Derived from the 2016 census, the statistics categorise Warwick in the bottom 20th percentile of socio-economic disadvantage.
The study measures variables such as income, employment status, access to internet, level of education, rental costs, English proficiency and whether residents own a car.
Salvation Army Southern Downs officer Zak Churchill hoped the information would push action in the right direction.
"It is a prominent issue in our community," he said.
"What I would love to see is an establishment of a working party between non-government and government organisations to address these issues."
While community welfare organisations had regular contact, things could only move forward with backing from local, state and federal government, Mr Churchill said.
"There is no interface between local NGOs and those other levels of government," he said.
"I think the nature of people is to have meetings and discuss problems, but we need a working group to designate action items and make people responsible and accountable to actually do it."
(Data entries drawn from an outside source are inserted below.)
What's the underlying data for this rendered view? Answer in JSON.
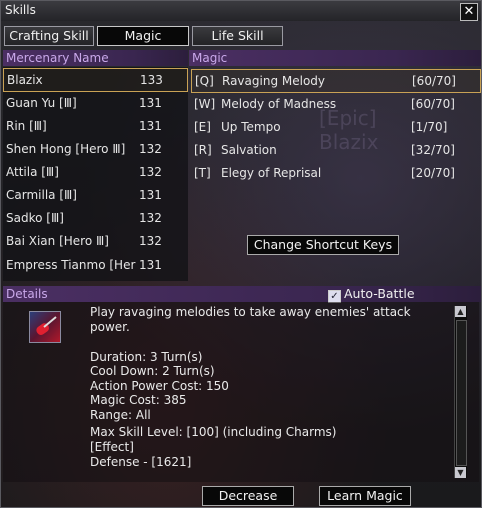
{
  "window": {
    "title": "Skills"
  },
  "tabs": [
    {
      "label": "Crafting Skill",
      "active": false
    },
    {
      "label": "Magic",
      "active": true
    },
    {
      "label": "Life Skill",
      "active": false
    }
  ],
  "mercenary": {
    "header": "Mercenary Name",
    "rows": [
      {
        "name": "Blazix",
        "level": "133",
        "selected": true
      },
      {
        "name": "Guan Yu [Ⅲ]",
        "level": "131"
      },
      {
        "name": "Rin [Ⅲ]",
        "level": "131"
      },
      {
        "name": "Shen Hong [Hero Ⅲ]",
        "level": "132"
      },
      {
        "name": "Attila [Ⅲ]",
        "level": "132"
      },
      {
        "name": "Carmilla [Ⅲ]",
        "level": "131"
      },
      {
        "name": "Sadko [Ⅲ]",
        "level": "132"
      },
      {
        "name": "Bai Xian [Hero Ⅲ]",
        "level": "132"
      },
      {
        "name": "Empress Tianmo [Her",
        "level": "131"
      }
    ]
  },
  "magic": {
    "header": "Magic",
    "rows": [
      {
        "key": "[Q]",
        "name": "Ravaging Melody",
        "level": "[60/70]",
        "selected": true
      },
      {
        "key": "[W]",
        "name": "Melody of Madness",
        "level": "[60/70]"
      },
      {
        "key": "[E]",
        "name": "Up Tempo",
        "level": "[1/70]"
      },
      {
        "key": "[R]",
        "name": "Salvation",
        "level": "[32/70]"
      },
      {
        "key": "[T]",
        "name": "Elegy of Reprisal",
        "level": "[20/70]"
      }
    ],
    "change_shortcut_label": "Change Shortcut Keys"
  },
  "background": {
    "line1": "[Epic]",
    "line2": "Blazix"
  },
  "details": {
    "header": "Details",
    "auto_battle_label": "Auto-Battle",
    "auto_battle_checked": true,
    "icon": "ravaging-melody-skill-icon",
    "lines": [
      "Play ravaging melodies to take away enemies' attack",
      "power.",
      "",
      "Duration: 3 Turn(s)",
      "Cool Down: 2 Turn(s)",
      "Action Power Cost: 150",
      "Magic Cost: 385",
      "Range: All",
      "Max Skill Level: [100] (including Charms)",
      "[Effect]",
      "Defense - [1621]"
    ]
  },
  "buttons": {
    "decrease": "Decrease",
    "learn_magic": "Learn Magic"
  }
}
Mr Churchill said breaking the cycle of inter-generational welfare dependence was a challenge for the town.
"Where Warwick probably once was not a disadvantaged community, it has crept in and it goes from generation to generation and nothing has broken it," he said.
"It's through no fault of their own that people are disadvantaged, but we need to give them pathways out of their situation instead of continuing to enable them to pass that on to the next generation."
The ABS data shows socio-economic disadvantage is at its worst in Warwick's centre, with surrounding suburbs ranking higher than the Warwick CBD.
Mt Tabor, Rosenthal Heights and the Rosehill area appeared significantly better off in terms of socio-economic advantage.
Warwick Lighthouse Community Centre supervisor Daphne Porter said the statistics were in line with what she had seen in the town. "People in this community just aren't making ends meet," she said.
The Warwick-based welfare organisation has serviced 106 people so far this year.
Mrs Porter said domestic violence was also a big contributor to social disadvantage in the town.
Stanthorpe CBD was also marked with red, scoring slightly lower than Warwick in the Index of Relative Socio-Economic Disadvantage.
As a state, Queensland was home to seven of the top 10 most disadvantaged areas in the country, with Cherbourg ranking worst in the country.
People of Aboriginal and Torres Strait Islander origin were more likely to live in the most disadvantaged areas.